Nick Kyrgios, itinéraire d’un " chaud-man "

A 15h dimanche, Nick Kyrgios foulera le gazon du prestigieux Centre Court de Wimbledon pour une rencontre au sommet. Une 1ère finale de Grand Chelem inespérée pour l’enfant terrible du tennis mondial.

Nick Kyrgios
Le joueur Nick Kyrgios lors d’en entraînement le 9 juillet © Belga Image

Il n’aura pas eu besoin de batailler une seule minute en demi-finale face à Rafael Nadal – obligé d’abandonner, victime d’une déchirure aux abdominaux – pour atteindre la finale du tournoi de Wimbledon. L’australien de 27 ans, 40ème mondial, va disputer ce dimanche le plus grand match de sa carrière. En face, un Novak Djokovic – toujours lui – au sommet de son art dans son jardin du All England Lawn Tennis and Croquet Club. Retour sur une carrière aux allures de montagnes russes entamée 9 ans plus tôt du côté de Canberra.

Des débuts en fanfare…

Nick Kyrgios fait ses débuts sur le circuit professionnel en 2013 et n’attend pas longtemps pour réaliser son premier coup d’éclat. Dès l’année suivante, alors qu’il pointe à la 144ème place mondiale et bénéficie d’une " wild card " pour le Grand Chelem anglais, l’australien crée la surprise en éliminant Rafael Nadal – numéro 1 mondial à l’époque – pour filer en quart. Les victoires de prestige, contre des pensionnaires du top 10, vont s’accumuler. Des performances qui lui permettront même d’atteindre la 13ème place mondiale. Une carrière qui démarre sur les chapeaux de roues mais freinée rapidement par un tempérament de feu.

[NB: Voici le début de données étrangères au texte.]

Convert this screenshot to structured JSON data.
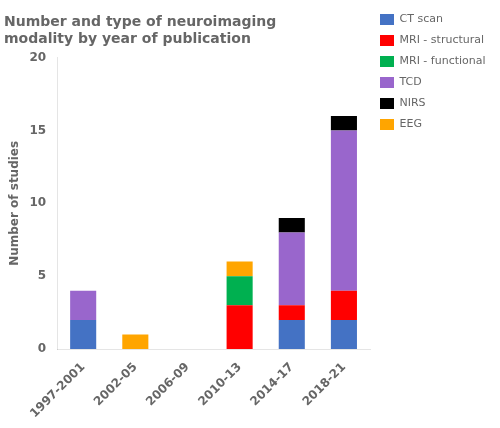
{
  "chart_data": {
    "type": "bar",
    "stacked": true,
    "title": "Number and type of neuroimaging\nmodality by year of publication",
    "ylabel": "Number of studies",
    "categories": [
      "1997-2001",
      "2002-05",
      "2006-09",
      "2010-13",
      "2014-17",
      "2018-21"
    ],
    "series": [
      {
        "name": "CT scan",
        "color": "#4472C4",
        "values": [
          2,
          0,
          0,
          0,
          2,
          2
        ]
      },
      {
        "name": "MRI - structural",
        "color": "#FF0000",
        "values": [
          0,
          0,
          0,
          3,
          1,
          2
        ]
      },
      {
        "name": "MRI - functional",
        "color": "#00B050",
        "values": [
          0,
          0,
          0,
          2,
          0,
          0
        ]
      },
      {
        "name": "TCD",
        "color": "#9966CC",
        "values": [
          2,
          0,
          0,
          0,
          5,
          11
        ]
      },
      {
        "name": "NIRS",
        "color": "#000000",
        "values": [
          0,
          0,
          0,
          0,
          1,
          1
        ]
      },
      {
        "name": "EEG",
        "color": "#FFA500",
        "values": [
          0,
          1,
          0,
          1,
          0,
          0
        ]
      }
    ],
    "ylim": [
      0,
      20
    ],
    "yticks": [
      0,
      5,
      10,
      15,
      20
    ],
    "grid": false,
    "legend": "right"
  }
}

Du haut de son mètre 93, Nick a une petite particularité : il pète les plombs aussi vite qu’il balance un service. Mais dans ce monde – trop – aseptisé qu’est le tennis, son comportement fascine autant qu’il dérange. Lancer de raquettes, moqueries, insultes envers le public, prises de bec virulentes avec l’arbitre, matchs balancés ou encore échanges musclés avec son adversaire, l’australien d’origine grecque ne rate jamais une occasion de se mettre en scène.

Sa dernière polémique en date : son non-respect du " dress code " obligatoire du tournoi le week-end passé. L’Australien arborait, pour rentrer sur le court, une magnifique paire de Jordan 1 rouge, là où les joueurs doivent être majoritairement vêtus de blanc. Aussi talentueux qu’agaçant, son comportement semble in fine cacher un certain mal être…

Avant un long chemin de croix

Cette finale, Nick va la vivre comme une renaissance avant, peut-être, une consécration. En 2019, le joueur le concède, il avait touché le fond. " J’ai vécu l’une des périodes les plus sombres de ma vie ". Alcool, drogue et automutilation, l’australien était rentré dans une spirale infernale. " J’avais des pensées suicidaires et j’avais littéralement du mal à sortir du lit, sans parler de jouer devant des millions de personnes. Je me sentais seul, déprimé, négatif, j’abusais de l’alcool et des drogues, je repoussais ma famille et mes amis. J’avais l’impression de ne pouvoir parler ou faire confiance à personne. ".

Depuis, le joueur a remonté la pente, doucement et avec l’aide de ses proches. Retombé à la 133ème place mondiale au début de l’année, Nick a décidé de sortir son meilleur tennis au meilleur moment. Alors dimanche, sur le gazon londonien, Nick Kyrgios a rendez-vous avec l’histoire, son histoire pour ce qui est, d’ores et déjà, le point d’orgue d’une carrière plus que mouvementée.